The Case of the Headless Bard

Originally Published: March 25, 2016

Did an 18th century doctor rob poor William Shakespeare of his noggin? Perhaps, reports Christopher D. Shea at the New York Times. As it turns out, recent scans of the Bard's grave show something to be rotten in the state of Stratford-upon-Avon. From the top:

“Curst be he that moves my bones” reads part of the inscription above Shakespeare’s grave at Holy Trinity Church in Stratford-upon-Avon. But apparently, someone did.

Researchers led by Kevin Colls, the project manager at the Center of Archaeology at Staffordshire University, have uncovered evidence that they say indicates that Shakespeare’s skull was stolen from his grave by a local doctor in 1794.
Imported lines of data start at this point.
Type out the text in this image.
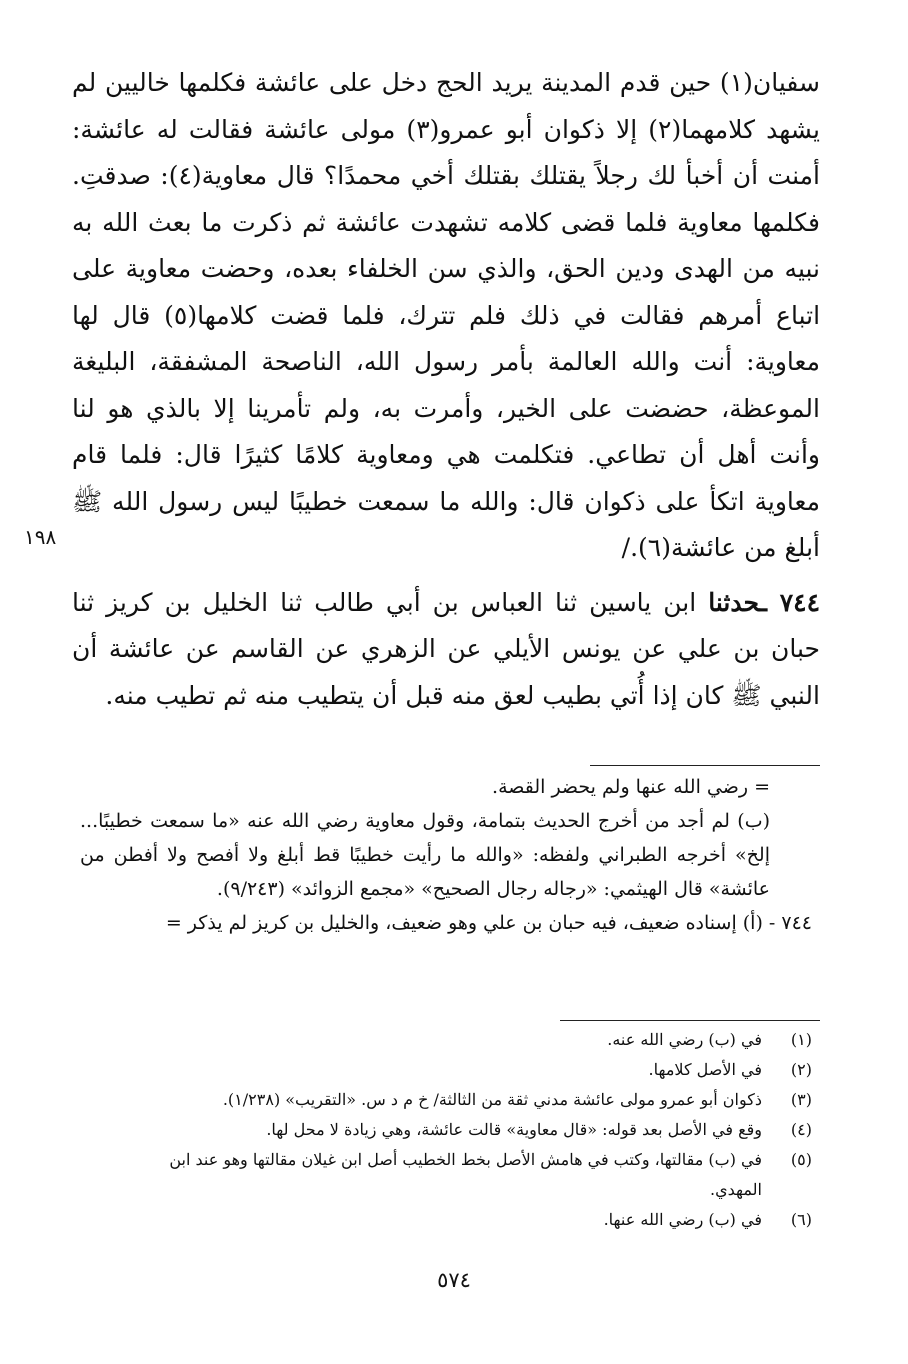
سفيان(١) حين قدم المدينة يريد الحج دخل على عائشة فكلمها خاليين لم يشهد كلامهما(٢) إلا ذكوان أبو عمرو(٣) مولى عائشة فقالت له عائشة: أمنت أن أخبأ لك رجلاً يقتلك بقتلك أخي محمدًا؟ قال معاوية(٤): صدقتِ. فكلمها معاوية فلما قضى كلامه تشهدت عائشة ثم ذكرت ما بعث الله به نبيه من الهدى ودين الحق، والذي سن الخلفاء بعده، وحضت معاوية على اتباع أمرهم فقالت في ذلك فلم تترك، فلما قضت كلامها(٥) قال لها معاوية: أنت والله العالمة بأمر رسول الله، الناصحة المشفقة، البليغة الموعظة، حضضت على الخير، وأمرت به، ولم تأمرينا إلا بالذي هو لنا وأنت أهل أن تطاعي. فتكلمت هي ومعاوية كلامًا كثيرًا قال: فلما قام معاوية اتكأ على ذكوان قال: والله ما سمعت خطيبًا ليس رسول الله ﷺ أبلغ من عائشة(٦)./

٧٤٤ ـحدثنا ابن ياسين ثنا العباس بن أبي طالب ثنا الخليل بن كريز ثنا حبان بن علي عن يونس الأيلي عن الزهري عن القاسم عن عائشة أن النبي ﷺ كان إذا أُتي بطيب لعق منه قبل أن يتطيب منه ثم تطيب منه.

١٩٨

= رضي الله عنها ولم يحضر القصة.

(ب) لم أجد من أخرج الحديث بتمامة، وقول معاوية رضي الله عنه «ما سمعت خطيبًا... إلخ» أخرجه الطبراني ولفظه: «والله ما رأيت خطيبًا قط أبلغ ولا أفصح ولا أفطن من عائشة» قال الهيثمي: «رجاله رجال الصحيح» «مجمع الزوائد» (٩/٢٤٣).

٧٤٤ - (أ) إسناده ضعيف، فيه حبان بن علي وهو ضعيف، والخليل بن كريز لم يذكر =

(١)
في (ب) رضي الله عنه.
(٢)
في الأصل كلامها.
(٣)
ذكوان أبو عمرو مولى عائشة مدني ثقة من الثالثة/ خ م د س. «التقريب» (١/٢٣٨).
(٤)
وقع في الأصل بعد قوله: «قال معاوية» قالت عائشة، وهي زيادة لا محل لها.
(٥)
في (ب) مقالتها، وكتب في هامش الأصل بخط الخطيب أصل ابن غيلان مقالتها وهو عند ابن المهدي.
(٦)
في (ب) رضي الله عنها.
٥٧٤
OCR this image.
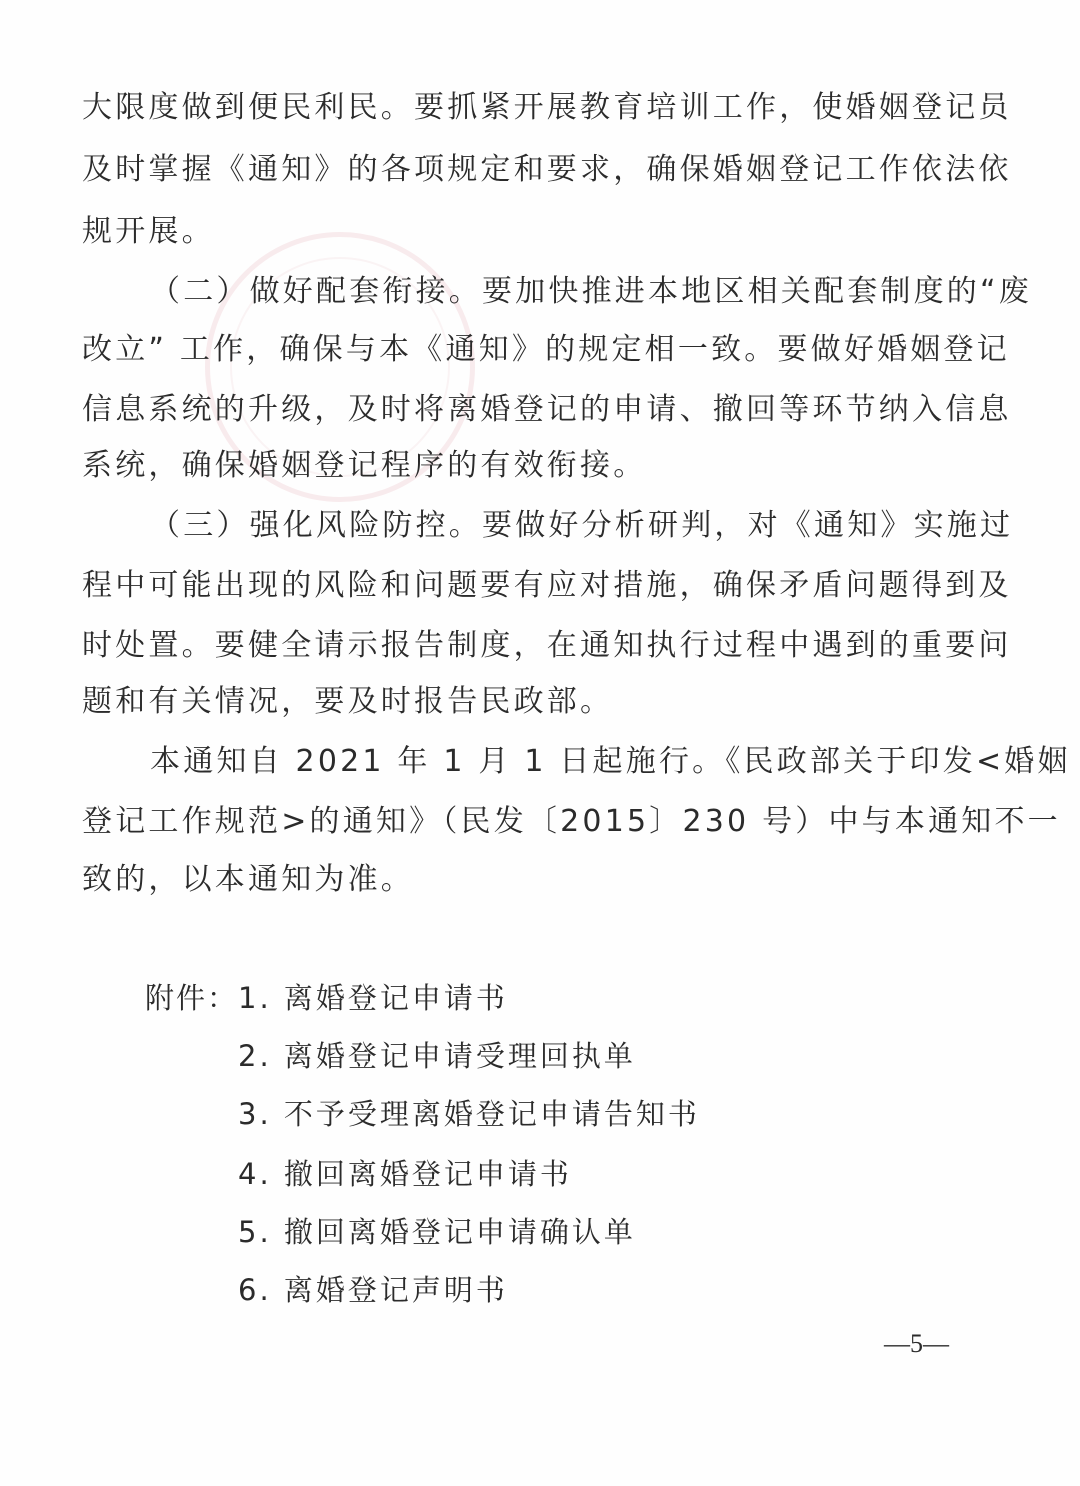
大限度做到便民利民。要抓紧开展教育培训工作，使婚姻登记员
及时掌握《通知》的各项规定和要求，确保婚姻登记工作依法依
规开展。
（二）做好配套衔接。要加快推进本地区相关配套制度的“废
改立” 工作，确保与本《通知》的规定相一致。要做好婚姻登记
信息系统的升级，及时将离婚登记的申请、撤回等环节纳入信息
系统，确保婚姻登记程序的有效衔接。
（三）强化风险防控。要做好分析研判，对《通知》实施过
程中可能出现的风险和问题要有应对措施，确保矛盾问题得到及
时处置。要健全请示报告制度，在通知执行过程中遇到的重要问
题和有关情况，要及时报告民政部。
本通知自 2021 年 1 月 1 日起施行。《民政部关于印发<婚姻
登记工作规范>的通知》（民发〔2015〕230 号）中与本通知不一
致的，以本通知为准。
附件： 1. 离婚登记申请书
2. 离婚登记申请受理回执单
3. 不予受理离婚登记申请告知书
4. 撤回离婚登记申请书
5. 撤回离婚登记申请确认单
6. 离婚登记声明书
—5—
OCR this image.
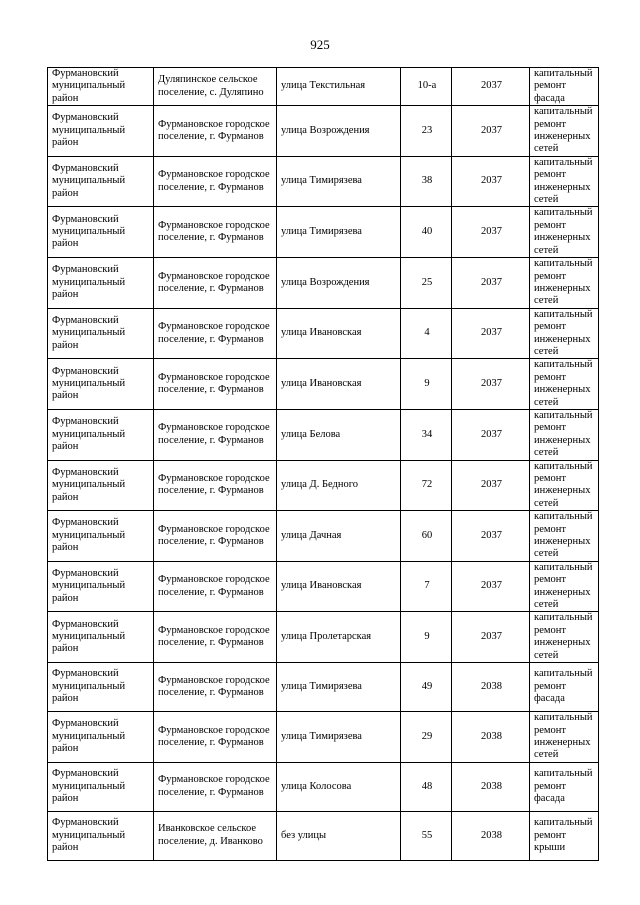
925
Фурмановский муниципальный район	Дуляпинское сельское поселение, с. Дуляпино	улица Текстильная	10-а	2037	капитальный ремонт фасада
Фурмановский муниципальный район	Фурмановское городское поселение, г. Фурманов	улица Возрождения	23	2037	капитальный ремонт инженерных сетей
Фурмановский муниципальный район	Фурмановское городское поселение, г. Фурманов	улица Тимирязева	38	2037	капитальный ремонт инженерных сетей
Фурмановский муниципальный район	Фурмановское городское поселение, г. Фурманов	улица Тимирязева	40	2037	капитальный ремонт инженерных сетей
Фурмановский муниципальный район	Фурмановское городское поселение, г. Фурманов	улица Возрождения	25	2037	капитальный ремонт инженерных сетей
Фурмановский муниципальный район	Фурмановское городское поселение, г. Фурманов	улица Ивановская	4	2037	капитальный ремонт инженерных сетей
Фурмановский муниципальный район	Фурмановское городское поселение, г. Фурманов	улица Ивановская	9	2037	капитальный ремонт инженерных сетей
Фурмановский муниципальный район	Фурмановское городское поселение, г. Фурманов	улица Белова	34	2037	капитальный ремонт инженерных сетей
Фурмановский муниципальный район	Фурмановское городское поселение, г. Фурманов	улица Д. Бедного	72	2037	капитальный ремонт инженерных сетей
Фурмановский муниципальный район	Фурмановское городское поселение, г. Фурманов	улица Дачная	60	2037	капитальный ремонт инженерных сетей
Фурмановский муниципальный район	Фурмановское городское поселение, г. Фурманов	улица Ивановская	7	2037	капитальный ремонт инженерных сетей
Фурмановский муниципальный район	Фурмановское городское поселение, г. Фурманов	улица Пролетарская	9	2037	капитальный ремонт инженерных сетей
Фурмановский муниципальный район	Фурмановское городское поселение, г. Фурманов	улица Тимирязева	49	2038	капитальный ремонт фасада
Фурмановский муниципальный район	Фурмановское городское поселение, г. Фурманов	улица Тимирязева	29	2038	капитальный ремонт инженерных сетей
Фурмановский муниципальный район	Фурмановское городское поселение, г. Фурманов	улица Колосова	48	2038	капитальный ремонт фасада
Фурмановский муниципальный район	Иванковское сельское поселение, д. Иванково	без улицы	55	2038	капитальный ремонт крыши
The research project began in 2010, when Mr. Colls was working on another excavation project at the site of Shakespeare’s family home in Stratford. The former vicar at Holy Trinity Church approached him about the possibility of examining the grave site, which has been the subject of rumors for years.

Mr. Colls and a team of researchers at the University of Birmingham, where he then worked, dived into archives and uncovered wide-ranging tales that Shakespeare, for example, was buried in an off-site family crypt or that was buried 17 feet below the church. Results proved inconclusive. So, with a new team at Staffordshire University, where he began working in 2013, Mr. Colls turned to radar imaging. The church resisted the idea, but eventually granted permission to study the site.

Scans of the lower portion of his body proved all the bits to be intact, but when the team examined the area of the tomb where Shakespeare's head should rest, something was certainly amiss. What did Colls's team do?

So the team turned its attention again to the archives, poring over tomes of folkloric evidence to find any accounts that might offer reliable insights into what happened to Shakespeare’s head. Its attention was piqued by a report of a 1794 grave robbery by a doctor, Frank Chambers; it was printed in the late 19th century in a thinly circulated magazine. The report had been generally debunked, but as the team looked closer, kernels of truth emerged.